While the world has opened its eyes to the dangers of hacking, leaks and cyber-terrorism, it remains mostly blind to the threat posed by everyday office technology. Despite budgets growing, it’s clear that not enough investment is going into endpoint protection.
To solve this problem, IT managers need to lobby their company’s leadership to redirect cybersecurity spending into endpoint security. Of course, it’s not always easy to change an executive’s mind. So, here are five tricks I recommend for getting through to company leadership:
Learn Their Language
Only 23 percent of CIOs are considered trusted allies by the CEOs who employ them, according to the Gartner 2016 CIO Agenda. One reason for this may be that many technologists lean toward discussions about malware and specific threats when they should be talking operational efficiencies and revenues.
Security professionals must be able to translate technical risk into business-speak. Quantify the benefits of endpoint devices with built-in security. Explain how such investments might better protect company and customer assets while offering greater return-on-investment (ROI) than other endpoint security products.
To successfully evangelize the need for more secure devices, reframe the conversation in terms senior leaders will understand and appreciate. Yes, it’s about risk and technology, but speak their language.
Make the Issue Real
In addition to explaining the need, it’s important to illustrate and make it tangible for business leaders.

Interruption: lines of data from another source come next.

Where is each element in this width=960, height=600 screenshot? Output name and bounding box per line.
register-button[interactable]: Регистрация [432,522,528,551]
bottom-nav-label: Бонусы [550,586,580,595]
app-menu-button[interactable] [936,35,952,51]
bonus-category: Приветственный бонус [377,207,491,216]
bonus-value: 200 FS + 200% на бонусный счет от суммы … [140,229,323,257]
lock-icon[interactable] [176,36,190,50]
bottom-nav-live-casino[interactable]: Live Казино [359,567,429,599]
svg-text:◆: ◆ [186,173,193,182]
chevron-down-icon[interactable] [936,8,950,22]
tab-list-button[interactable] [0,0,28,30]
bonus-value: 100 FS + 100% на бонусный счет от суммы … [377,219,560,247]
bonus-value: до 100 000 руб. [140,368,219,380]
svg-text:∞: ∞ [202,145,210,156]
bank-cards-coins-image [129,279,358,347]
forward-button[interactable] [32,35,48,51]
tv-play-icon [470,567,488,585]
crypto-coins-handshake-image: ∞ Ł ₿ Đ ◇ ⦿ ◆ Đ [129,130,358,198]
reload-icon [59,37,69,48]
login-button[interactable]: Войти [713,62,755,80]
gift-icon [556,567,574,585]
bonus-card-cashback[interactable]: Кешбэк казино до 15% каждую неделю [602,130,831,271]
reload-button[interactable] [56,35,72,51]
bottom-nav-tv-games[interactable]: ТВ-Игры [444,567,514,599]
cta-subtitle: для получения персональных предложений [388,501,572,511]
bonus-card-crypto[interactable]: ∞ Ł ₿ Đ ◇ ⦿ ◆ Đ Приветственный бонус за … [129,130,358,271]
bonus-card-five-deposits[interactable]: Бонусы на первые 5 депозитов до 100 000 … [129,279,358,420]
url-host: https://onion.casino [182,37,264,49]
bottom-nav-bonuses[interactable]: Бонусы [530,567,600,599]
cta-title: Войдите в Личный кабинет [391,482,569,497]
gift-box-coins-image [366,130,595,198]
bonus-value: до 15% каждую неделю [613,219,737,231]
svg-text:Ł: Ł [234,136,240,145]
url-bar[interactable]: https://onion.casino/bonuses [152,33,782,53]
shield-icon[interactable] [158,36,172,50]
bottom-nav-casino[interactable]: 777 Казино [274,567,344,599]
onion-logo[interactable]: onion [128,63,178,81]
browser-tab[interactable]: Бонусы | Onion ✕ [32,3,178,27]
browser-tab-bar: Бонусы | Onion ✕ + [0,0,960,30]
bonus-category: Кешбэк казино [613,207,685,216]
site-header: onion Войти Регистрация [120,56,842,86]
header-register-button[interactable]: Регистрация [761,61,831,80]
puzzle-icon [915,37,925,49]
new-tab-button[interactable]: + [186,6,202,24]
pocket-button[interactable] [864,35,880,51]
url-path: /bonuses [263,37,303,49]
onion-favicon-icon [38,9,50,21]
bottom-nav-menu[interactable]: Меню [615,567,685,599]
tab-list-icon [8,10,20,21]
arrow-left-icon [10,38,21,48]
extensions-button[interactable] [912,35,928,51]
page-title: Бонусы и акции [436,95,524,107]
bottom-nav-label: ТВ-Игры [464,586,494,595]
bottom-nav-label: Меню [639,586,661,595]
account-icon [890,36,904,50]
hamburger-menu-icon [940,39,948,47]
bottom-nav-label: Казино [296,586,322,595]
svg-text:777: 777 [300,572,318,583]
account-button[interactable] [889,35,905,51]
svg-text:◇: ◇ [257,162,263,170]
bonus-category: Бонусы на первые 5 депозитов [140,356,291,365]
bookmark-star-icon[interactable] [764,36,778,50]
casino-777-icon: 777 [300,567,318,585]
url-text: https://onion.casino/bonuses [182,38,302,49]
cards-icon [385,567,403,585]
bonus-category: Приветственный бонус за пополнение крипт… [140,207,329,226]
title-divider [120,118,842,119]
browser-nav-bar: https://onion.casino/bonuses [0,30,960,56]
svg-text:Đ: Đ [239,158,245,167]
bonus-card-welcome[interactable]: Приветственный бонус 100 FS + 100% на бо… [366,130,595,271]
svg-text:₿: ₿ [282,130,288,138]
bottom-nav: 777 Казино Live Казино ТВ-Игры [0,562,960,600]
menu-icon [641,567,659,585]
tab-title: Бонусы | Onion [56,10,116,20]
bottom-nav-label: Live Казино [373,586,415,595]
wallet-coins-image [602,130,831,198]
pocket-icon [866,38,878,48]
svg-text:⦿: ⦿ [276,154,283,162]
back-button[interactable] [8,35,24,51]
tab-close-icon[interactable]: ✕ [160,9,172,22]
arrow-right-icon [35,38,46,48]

For example, telling the C-suite that printers are easy targets for hackers because they’re all network connected and store sensitive data in their hard drives is all well and good. The conversation becomes more real when accompanied by real-world illustrations, such as describing how any sensitive document sent to an unsecured printer could be hijacked in transit. Alternatively there is the ease at which a hacker could springboard from the printer to another unsecured area of an enterprise’s network to wreak havoc.
Every professional knows the value of clearly outlined issues and recommended solutions, but success also depends on highlighting the likelihood of a data breach to C-Suite execs if they take end point security too lightly.
Prioritize Your Asks
Going into any meeting with senior leadership, it’s critical to fully comprehend what’s most important to the business - and to align all recommendations tied to their objectives, as well as their vulnerabilities.
Stack-rank recommendations according to what’s truly urgent for the near-term. Determine which systems warrant the most attention right now, and where most of the risk lies within the organization. Risk doesn’t tend to be uniformly dispersed across an enterprise.
For example, one or two company departments might operate just 20 percent of all imaging devices but account for more than 70% of all print jobs. If these printers are inadequately secured, it’s clear they are a major potential risk and should top the list for fortification or replacement. Always be prepared to advise senior leadership on where you think security priorities lie – and why.
Don’t Go It Alone
Security is no longer just an IT concern; risk affects every nook and cranny of the organization. That’s why it is important to build cross-functional alliances to press the need for securely designed end user devices.
You might start by engaging someone from the legal team to help describe the potential damage that would result from a data breach. Maybe enlist someone from human resources who is concerned about employee privacy regulations. Or think about teaming with sales leads who might care about go-to-market plans being stolen and winding up in competitor hands.
Strategically coming into a C-Suite meeting as a united front will be much more powerful and effective than going it alone. It will also help top execs see how multi-faceted the device security issue has become, elevating its significance in their minds.
Take the Long View
Every IT professional knows security is a journey, not a destination. Surprisingly, many forget that when lobbying the C-Suite for new security systems. So, always take the long view. Recognize nobody gets everything they want or feel they need in the first few engagements. So, map out where the security strategy needs to go incrementally.
Through thoughtful and prolonged engagement with senior leadership, it’s possible to inspire a corporate culture that understands security and views security pros as valuable strategic advisors.
Deploying protected end user devices, such as mobile phones, PCs and printers, should be a core part of any security strategy. By using these five methods of engaging with C-suite execs, security pros can more effectively explain and advocate the need to invest while leading the business toward a safer future.